A god could be either called on without using an image or summoned into an object. An object used this way gained mana and kept some of it so the god could be called back there again, even generations later.

The images were made from natural materials, including wood, stone, and feathers. Anthropologist Adrienne L. Kaeppler argued that before European contact, feathered kiʻi were more important than wooden ones because their creation required the cooperation of several levels of society and depended on genealogical ties, whereas a single artisan could produce a wooden image.

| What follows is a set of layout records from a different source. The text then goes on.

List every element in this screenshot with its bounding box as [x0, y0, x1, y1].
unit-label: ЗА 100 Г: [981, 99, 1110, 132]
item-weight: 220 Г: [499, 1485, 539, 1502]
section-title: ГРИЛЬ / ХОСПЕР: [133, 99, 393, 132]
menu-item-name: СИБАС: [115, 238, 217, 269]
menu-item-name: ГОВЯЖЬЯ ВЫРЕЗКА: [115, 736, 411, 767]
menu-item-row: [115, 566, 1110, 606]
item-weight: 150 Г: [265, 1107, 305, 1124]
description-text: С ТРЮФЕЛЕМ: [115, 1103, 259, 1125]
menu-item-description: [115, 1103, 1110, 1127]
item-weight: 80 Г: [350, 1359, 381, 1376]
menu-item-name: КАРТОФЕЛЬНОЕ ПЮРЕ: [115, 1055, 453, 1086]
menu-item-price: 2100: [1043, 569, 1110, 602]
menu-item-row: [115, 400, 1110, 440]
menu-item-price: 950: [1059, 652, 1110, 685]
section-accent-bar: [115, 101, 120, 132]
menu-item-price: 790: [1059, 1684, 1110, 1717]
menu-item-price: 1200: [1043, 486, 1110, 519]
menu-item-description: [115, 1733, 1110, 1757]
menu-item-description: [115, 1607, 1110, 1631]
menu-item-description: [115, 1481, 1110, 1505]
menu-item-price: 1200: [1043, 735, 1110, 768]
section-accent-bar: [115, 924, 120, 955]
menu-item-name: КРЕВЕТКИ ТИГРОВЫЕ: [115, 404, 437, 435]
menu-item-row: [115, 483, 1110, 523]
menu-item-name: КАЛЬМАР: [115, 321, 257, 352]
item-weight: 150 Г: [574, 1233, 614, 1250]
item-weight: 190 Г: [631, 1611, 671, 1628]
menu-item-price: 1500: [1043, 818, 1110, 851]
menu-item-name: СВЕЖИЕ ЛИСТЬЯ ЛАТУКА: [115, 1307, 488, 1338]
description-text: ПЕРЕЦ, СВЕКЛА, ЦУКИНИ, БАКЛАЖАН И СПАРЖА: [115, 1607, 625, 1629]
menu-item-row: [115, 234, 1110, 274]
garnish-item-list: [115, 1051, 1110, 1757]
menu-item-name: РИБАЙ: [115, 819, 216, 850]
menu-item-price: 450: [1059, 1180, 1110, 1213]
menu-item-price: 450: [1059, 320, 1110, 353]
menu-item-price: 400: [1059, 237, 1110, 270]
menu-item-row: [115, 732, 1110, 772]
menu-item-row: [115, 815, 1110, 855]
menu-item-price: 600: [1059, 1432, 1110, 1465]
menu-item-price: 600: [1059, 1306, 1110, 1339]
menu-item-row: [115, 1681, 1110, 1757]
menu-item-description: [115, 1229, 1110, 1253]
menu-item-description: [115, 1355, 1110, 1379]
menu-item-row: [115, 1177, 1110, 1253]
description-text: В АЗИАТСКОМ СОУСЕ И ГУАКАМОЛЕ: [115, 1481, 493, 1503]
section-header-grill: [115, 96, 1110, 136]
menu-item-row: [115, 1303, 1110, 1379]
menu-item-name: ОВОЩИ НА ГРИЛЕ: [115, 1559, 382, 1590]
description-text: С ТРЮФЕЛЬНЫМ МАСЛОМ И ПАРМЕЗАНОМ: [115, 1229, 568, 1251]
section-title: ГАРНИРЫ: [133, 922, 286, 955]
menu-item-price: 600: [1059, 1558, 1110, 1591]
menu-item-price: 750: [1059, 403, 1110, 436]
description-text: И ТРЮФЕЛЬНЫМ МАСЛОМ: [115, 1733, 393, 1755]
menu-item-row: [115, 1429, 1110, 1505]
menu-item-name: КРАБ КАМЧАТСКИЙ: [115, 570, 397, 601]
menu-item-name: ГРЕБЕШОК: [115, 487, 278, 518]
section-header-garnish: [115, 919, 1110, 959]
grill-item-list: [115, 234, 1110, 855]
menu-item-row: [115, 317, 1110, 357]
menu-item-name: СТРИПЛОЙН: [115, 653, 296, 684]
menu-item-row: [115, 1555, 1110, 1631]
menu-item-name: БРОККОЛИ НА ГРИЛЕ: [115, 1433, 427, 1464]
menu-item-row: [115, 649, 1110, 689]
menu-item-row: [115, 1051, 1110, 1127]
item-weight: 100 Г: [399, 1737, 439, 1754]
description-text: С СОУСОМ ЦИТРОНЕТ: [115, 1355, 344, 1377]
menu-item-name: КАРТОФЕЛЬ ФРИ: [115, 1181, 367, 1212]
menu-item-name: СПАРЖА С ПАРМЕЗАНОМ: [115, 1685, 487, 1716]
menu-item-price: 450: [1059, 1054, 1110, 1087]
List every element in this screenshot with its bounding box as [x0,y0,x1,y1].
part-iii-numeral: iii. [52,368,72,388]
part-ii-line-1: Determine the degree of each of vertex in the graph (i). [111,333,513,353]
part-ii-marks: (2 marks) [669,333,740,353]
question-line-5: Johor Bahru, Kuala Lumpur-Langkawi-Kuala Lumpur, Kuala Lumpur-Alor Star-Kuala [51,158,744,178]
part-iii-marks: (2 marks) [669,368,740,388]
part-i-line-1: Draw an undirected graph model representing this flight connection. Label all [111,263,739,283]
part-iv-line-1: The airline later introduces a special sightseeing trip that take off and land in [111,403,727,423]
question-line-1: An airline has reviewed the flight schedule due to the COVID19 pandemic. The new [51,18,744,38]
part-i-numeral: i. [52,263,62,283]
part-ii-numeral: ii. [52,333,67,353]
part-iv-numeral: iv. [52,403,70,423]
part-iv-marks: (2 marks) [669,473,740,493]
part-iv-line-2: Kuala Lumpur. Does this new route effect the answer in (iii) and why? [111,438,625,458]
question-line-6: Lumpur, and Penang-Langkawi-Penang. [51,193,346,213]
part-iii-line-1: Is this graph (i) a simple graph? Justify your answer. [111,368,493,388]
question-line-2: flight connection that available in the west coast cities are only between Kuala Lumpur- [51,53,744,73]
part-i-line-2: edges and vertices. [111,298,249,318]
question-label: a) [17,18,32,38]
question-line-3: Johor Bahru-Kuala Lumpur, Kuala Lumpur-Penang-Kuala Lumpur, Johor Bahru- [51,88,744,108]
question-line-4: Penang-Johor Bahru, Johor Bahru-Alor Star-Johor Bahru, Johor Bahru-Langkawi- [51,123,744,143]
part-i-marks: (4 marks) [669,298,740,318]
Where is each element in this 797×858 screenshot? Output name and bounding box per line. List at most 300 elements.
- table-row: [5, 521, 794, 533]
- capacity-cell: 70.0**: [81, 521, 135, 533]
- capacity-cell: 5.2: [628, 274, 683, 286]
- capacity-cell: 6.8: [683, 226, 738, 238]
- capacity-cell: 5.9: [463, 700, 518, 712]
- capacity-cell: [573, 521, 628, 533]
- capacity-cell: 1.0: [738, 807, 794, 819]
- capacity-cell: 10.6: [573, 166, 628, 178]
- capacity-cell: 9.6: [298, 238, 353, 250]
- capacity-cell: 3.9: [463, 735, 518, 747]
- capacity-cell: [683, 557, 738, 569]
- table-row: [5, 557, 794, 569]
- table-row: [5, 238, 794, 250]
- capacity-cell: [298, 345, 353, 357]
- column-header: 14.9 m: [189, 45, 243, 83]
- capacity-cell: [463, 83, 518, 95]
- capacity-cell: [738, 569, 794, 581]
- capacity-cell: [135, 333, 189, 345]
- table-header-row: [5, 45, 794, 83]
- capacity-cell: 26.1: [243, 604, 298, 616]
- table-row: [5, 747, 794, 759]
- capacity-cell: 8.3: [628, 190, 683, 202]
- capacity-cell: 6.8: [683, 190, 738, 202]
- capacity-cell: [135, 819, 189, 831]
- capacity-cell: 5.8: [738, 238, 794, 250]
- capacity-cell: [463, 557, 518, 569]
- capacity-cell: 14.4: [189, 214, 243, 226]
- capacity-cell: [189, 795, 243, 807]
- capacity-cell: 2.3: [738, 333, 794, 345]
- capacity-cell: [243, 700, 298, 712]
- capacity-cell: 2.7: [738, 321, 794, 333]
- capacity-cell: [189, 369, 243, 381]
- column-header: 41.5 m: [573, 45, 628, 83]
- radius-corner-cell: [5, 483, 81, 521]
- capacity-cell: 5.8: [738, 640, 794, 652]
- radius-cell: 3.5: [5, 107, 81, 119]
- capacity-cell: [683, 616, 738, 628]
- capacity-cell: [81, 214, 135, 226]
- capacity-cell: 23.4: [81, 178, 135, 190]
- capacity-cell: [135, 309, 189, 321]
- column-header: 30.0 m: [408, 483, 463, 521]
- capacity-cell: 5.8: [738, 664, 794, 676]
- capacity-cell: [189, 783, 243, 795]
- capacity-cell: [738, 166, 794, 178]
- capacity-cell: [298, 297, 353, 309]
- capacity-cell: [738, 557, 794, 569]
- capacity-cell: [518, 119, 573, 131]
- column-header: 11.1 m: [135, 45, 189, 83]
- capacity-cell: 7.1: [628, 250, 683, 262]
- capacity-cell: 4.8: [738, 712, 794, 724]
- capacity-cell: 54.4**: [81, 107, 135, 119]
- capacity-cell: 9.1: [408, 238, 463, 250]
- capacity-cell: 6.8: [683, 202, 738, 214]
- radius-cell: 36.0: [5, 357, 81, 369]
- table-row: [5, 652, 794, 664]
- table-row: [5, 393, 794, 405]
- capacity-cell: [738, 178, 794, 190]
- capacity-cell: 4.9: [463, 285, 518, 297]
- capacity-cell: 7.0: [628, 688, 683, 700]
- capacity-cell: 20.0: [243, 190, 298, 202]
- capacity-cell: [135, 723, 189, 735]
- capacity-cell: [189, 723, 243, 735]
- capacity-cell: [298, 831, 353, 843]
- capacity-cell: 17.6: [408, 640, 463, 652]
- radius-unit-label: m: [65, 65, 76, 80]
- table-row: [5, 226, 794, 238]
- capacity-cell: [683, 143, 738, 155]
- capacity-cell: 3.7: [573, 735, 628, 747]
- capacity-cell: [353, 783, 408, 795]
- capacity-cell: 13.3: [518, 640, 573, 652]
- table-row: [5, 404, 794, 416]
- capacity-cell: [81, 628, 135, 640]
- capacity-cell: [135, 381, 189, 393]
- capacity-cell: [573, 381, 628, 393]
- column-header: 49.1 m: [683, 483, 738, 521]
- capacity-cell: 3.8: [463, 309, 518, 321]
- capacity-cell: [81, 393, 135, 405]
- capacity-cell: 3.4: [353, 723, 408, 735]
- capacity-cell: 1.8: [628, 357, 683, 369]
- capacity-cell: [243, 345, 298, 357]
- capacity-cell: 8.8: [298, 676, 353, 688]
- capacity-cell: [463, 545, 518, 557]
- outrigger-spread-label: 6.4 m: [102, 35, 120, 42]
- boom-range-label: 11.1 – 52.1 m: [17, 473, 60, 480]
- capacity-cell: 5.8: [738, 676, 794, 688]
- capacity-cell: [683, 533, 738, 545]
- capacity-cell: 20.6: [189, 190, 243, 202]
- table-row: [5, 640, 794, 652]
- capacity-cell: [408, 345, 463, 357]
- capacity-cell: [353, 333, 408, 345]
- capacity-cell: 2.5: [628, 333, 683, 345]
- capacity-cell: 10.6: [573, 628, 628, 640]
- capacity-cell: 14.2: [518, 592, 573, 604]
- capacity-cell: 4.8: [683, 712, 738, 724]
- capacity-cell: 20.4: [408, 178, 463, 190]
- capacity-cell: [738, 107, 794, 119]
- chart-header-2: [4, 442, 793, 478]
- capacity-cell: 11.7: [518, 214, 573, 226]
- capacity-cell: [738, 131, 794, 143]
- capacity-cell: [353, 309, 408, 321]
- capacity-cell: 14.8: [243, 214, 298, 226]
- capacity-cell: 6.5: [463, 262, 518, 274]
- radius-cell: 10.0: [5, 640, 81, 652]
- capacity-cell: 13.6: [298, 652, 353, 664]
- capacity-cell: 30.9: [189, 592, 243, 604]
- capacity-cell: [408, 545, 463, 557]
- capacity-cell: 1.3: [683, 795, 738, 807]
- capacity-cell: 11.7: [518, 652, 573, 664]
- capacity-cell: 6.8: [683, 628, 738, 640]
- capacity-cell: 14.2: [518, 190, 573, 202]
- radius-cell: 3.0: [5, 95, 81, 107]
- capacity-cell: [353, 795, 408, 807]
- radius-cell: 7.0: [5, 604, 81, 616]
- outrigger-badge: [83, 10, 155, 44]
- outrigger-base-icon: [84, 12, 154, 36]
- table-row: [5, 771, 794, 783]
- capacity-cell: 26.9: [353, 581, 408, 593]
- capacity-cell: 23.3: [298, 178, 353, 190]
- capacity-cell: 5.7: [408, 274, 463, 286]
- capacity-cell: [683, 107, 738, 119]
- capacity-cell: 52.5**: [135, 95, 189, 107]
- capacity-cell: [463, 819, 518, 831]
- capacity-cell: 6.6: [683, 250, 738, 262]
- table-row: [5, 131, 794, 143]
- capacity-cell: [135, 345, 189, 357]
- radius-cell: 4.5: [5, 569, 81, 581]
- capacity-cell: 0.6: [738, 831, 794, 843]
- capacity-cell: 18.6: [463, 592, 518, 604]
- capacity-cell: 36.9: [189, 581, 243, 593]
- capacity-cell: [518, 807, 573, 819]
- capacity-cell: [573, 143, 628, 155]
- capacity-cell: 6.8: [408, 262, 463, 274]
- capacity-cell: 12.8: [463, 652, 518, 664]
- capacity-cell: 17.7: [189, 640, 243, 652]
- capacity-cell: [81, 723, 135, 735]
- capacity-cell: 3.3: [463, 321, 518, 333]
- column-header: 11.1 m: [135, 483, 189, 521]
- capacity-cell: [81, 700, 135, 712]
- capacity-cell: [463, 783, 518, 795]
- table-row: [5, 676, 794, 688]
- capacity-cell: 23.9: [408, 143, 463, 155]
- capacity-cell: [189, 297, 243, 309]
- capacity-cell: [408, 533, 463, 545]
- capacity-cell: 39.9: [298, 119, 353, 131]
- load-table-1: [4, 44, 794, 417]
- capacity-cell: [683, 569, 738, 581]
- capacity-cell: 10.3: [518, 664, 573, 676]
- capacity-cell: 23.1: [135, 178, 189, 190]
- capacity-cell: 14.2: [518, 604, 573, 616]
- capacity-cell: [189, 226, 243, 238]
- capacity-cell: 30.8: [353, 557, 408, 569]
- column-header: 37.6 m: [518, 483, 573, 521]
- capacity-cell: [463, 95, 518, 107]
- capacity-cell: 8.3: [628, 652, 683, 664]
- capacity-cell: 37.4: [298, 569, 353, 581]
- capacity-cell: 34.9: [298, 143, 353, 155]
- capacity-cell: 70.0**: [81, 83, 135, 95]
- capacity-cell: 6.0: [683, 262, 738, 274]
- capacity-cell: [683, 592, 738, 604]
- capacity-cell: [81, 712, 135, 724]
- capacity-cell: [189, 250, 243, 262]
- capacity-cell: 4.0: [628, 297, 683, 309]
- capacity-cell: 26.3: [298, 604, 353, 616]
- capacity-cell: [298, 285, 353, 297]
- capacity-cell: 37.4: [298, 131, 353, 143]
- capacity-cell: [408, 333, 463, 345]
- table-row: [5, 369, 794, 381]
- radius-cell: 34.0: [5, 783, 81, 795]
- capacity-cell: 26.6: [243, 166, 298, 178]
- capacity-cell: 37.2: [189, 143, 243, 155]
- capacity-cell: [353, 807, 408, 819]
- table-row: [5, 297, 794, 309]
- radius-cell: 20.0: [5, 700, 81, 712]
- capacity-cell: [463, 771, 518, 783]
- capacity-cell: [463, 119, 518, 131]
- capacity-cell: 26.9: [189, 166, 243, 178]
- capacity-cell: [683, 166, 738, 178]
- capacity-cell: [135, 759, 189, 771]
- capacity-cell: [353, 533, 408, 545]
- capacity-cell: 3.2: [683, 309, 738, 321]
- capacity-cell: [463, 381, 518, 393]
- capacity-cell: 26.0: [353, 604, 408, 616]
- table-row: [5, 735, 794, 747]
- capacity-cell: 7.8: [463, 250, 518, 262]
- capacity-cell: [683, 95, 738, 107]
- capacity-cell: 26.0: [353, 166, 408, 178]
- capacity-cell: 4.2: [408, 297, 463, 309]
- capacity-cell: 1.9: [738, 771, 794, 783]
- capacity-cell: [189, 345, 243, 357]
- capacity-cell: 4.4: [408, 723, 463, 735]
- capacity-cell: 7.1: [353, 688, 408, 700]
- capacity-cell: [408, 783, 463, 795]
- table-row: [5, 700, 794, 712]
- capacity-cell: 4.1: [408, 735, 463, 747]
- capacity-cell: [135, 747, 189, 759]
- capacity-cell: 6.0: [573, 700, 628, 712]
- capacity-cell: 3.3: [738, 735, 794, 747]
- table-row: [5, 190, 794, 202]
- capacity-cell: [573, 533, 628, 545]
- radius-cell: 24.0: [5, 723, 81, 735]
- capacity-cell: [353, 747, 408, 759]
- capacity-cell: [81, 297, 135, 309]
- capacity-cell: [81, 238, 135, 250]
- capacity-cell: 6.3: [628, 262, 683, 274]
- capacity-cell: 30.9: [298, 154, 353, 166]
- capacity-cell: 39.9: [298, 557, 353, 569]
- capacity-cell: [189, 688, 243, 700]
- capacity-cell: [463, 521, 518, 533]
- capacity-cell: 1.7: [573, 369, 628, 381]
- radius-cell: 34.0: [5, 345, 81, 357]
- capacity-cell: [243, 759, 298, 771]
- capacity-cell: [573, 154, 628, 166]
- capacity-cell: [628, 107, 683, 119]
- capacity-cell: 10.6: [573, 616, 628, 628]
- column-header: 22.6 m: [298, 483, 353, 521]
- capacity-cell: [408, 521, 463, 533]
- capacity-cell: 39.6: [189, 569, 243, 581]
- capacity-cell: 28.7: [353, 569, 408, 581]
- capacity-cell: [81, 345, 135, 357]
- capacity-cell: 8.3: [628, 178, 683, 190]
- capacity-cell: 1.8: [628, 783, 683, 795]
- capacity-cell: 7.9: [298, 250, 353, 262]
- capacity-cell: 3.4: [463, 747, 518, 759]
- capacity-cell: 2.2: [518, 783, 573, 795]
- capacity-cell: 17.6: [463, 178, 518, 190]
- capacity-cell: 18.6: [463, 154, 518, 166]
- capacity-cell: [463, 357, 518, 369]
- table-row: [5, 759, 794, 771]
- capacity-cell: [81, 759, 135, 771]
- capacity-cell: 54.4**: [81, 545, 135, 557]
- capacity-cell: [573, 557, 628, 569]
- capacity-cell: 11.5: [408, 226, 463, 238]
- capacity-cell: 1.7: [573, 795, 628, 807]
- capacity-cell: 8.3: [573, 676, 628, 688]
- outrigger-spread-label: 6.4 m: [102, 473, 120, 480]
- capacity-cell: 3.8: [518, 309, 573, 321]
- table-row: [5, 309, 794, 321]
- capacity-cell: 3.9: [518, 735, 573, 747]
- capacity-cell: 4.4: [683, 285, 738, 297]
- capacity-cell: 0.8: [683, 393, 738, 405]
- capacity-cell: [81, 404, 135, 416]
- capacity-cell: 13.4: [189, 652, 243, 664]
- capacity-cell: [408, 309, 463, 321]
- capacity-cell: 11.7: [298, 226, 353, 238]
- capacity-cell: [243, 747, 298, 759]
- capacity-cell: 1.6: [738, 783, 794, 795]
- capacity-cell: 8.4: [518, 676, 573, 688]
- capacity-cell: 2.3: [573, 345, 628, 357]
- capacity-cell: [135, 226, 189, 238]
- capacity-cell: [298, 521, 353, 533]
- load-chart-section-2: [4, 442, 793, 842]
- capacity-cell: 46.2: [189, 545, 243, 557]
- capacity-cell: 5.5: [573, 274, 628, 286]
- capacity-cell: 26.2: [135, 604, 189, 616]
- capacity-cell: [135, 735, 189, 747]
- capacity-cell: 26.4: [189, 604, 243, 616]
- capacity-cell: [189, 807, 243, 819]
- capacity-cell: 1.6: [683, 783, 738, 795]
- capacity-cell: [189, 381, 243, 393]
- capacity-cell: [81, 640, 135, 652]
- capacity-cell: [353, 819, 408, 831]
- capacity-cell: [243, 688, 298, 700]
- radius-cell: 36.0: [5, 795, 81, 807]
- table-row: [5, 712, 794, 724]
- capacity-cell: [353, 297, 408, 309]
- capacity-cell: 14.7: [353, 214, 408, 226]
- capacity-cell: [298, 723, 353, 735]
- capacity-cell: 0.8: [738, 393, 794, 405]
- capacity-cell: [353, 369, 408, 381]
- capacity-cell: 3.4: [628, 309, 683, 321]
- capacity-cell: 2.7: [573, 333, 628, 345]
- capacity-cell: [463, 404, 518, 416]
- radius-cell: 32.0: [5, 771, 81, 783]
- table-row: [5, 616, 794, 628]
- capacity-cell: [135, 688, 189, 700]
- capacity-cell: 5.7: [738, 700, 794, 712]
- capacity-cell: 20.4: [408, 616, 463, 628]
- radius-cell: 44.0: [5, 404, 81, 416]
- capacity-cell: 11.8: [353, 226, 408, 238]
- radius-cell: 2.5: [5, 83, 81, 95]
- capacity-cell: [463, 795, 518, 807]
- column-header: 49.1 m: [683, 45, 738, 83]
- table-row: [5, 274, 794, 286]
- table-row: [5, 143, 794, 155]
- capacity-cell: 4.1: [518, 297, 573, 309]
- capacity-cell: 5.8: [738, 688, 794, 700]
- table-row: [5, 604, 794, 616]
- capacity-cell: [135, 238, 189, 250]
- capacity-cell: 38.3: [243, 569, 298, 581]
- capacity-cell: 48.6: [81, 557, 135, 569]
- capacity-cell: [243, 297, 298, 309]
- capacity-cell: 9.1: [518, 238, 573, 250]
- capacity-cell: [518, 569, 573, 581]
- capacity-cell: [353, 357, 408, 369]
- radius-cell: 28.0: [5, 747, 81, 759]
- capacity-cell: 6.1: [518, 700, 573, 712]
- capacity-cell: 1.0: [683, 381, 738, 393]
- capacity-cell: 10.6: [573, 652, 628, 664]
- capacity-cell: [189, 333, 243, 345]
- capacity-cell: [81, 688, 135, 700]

Kaeppler reported in 1993 that three types of wood were believed to have been used to make kiʻi: ʻōhiʻa lehua (Metrosideros polymorpha), kauila (Alphitonia ponderosa and Colubrina oppositifolia), and possibly lama (Diospyros sandwicensis), and that laboratory analysis had contradicted this. A 2020 laboratory study of 135 Hawaiian figure carvings identified more than 18 genera that had been used.

== Figure in the Kumulipo ==
In the Kumulipo, Kiʻi is a man born alongside the gods Kāne and Kanaloa, and the senior line of human chiefs descends from his firstborn. Martha Warren Beckwith wrote that the name means "image" and identified him with Tiʻi and Tiki, whom traditions across eastern Polynesia treat as the first man.